Possibly. If you were to take a community of complex learning entities and place them in a virtual environment, and leave them for a very long time, some interesting behaviour might well emerge. But it might not be anything we could recognise as sentience.
It’s worth remembering that the first quarter or third of a bell curve is a close fit to an exponential curve. But rather than continue to infinity the curve eventually flattens out.
I would say that we’re little closer to creating artifical intelligence from first principles than we were in the 1960s. Maybe we’ll brute-force simulate a brain, or evolve AI by genetic algorithms without understanding why it works, or maybe quantum physics will turn out to be the key. But I don’t expect to see it in my lifetime.
I think some of you here seem to suffer from a lack of respect for the sheer scale of what exponential growth can accomplish. As I have said repeatedly, I doubt the premise that the growth will remain exponential. But if it did all of the things you present as problems would be solved trivially. Mapping a brain atom-by-atom? Nanobots. Simulating that brain at 100x speed? Done. Run evolutionary algorithms to tackle AI problems that would normally be inconceivable due to combinatorics? Easy. And many of the problems’ solutions would be facilitated by the technology – you don’t need sentience in order for technology to vastly increase our ability to understand the brain and help make tools to study it and further our understanding. It’s a bootstrapping process, and if you don’t get that, I think you are still missing the point entirely.
I think you’re overestimating (or misunderstanding) the power of simulation. IIRC, you’re a physicist, so please understand that I don’t mean to insult you or your understanding. But it does seem that way to me…to wit: “simulation” implies a model, which is inherently a simplification of that being modeled. There’s an asymtotic upper bound on these types of simulation (i.e., physical processes); reality, in its full complement, cannot be simulated.
Of course, sentience doesn’t necessarily require such detailed simulation (if it requires simulation at all). We don’t know.
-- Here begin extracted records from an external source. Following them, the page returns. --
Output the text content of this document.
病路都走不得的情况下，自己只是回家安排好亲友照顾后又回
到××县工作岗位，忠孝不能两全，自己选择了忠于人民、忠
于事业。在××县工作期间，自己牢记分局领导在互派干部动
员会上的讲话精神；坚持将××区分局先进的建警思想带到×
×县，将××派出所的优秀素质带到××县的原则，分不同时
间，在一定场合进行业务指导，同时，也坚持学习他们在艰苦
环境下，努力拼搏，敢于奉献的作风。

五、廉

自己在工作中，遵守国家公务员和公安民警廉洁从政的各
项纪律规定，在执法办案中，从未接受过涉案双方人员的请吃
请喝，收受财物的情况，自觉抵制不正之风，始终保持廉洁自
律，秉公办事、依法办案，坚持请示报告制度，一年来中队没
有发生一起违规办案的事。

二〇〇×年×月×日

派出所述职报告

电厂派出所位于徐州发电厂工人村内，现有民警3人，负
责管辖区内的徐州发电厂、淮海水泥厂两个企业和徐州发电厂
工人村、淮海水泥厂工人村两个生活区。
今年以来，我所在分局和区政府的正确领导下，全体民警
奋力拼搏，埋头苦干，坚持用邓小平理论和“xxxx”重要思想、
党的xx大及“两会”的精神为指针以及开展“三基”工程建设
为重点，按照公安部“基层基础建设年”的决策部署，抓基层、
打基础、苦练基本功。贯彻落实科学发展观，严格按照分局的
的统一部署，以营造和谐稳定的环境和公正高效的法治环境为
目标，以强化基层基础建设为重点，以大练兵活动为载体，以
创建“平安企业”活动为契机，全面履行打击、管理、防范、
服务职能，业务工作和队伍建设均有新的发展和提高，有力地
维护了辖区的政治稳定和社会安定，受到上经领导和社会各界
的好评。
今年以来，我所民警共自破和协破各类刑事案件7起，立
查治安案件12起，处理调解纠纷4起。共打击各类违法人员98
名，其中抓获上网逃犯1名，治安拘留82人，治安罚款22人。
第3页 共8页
Speaking as an ex-AI researcher, the issue really is the software (or more accurately, the conceptual foundations of the software), as Minsky and Sloman (among others) have been saying for quite some time.
Heinlein write about it even earlier, in an essay back in the 50s or 60s IIRC. He just didn’t use the word “Singularity”. He spoke of exponential growth in knowledge, complete with a graph showing where progress goes straight up; the sort of thing you see in the typical article of the Singularity.
I disagree, we’ve made huge progress. The problem is that we grossly underestimated back then how much progress there was that needed to be made. We thought Mount Everest was a speed bump, basically.
A true atom by atom simulation should work without understanding how it works, that’s the whole advantage of such a simulation. Turn it on and it’ll start functioning on its own because that’s what the brain you are simulating is built to do. Not that I think such a thing is likely to be necessary, even for a pure human-simulation method of AI I expect we can pare away a huge number of unnecessary details. It seems unlikely that every last hydrogen atom is involved in the process of thinking.
Yes, simulation requires a model. We have a model in physics that will fit the bill. It’s the Standard Model, and at the energy scale of the physics inside the human brain, its accuracy is “good enough”, to put it mildly. So I don’t understand or agree with your criticism of the use of a “model”. In this case, the model we have is so accurate that with regard to the quantum mechanics of the human brain it can be regarded for all intents and purposes as indistinguishable from “reality.”
I’m wondering if Nintendo will ctach up with Sony and Microsoft by 2045 or whether they’ll still be relying on gimmicky controllers.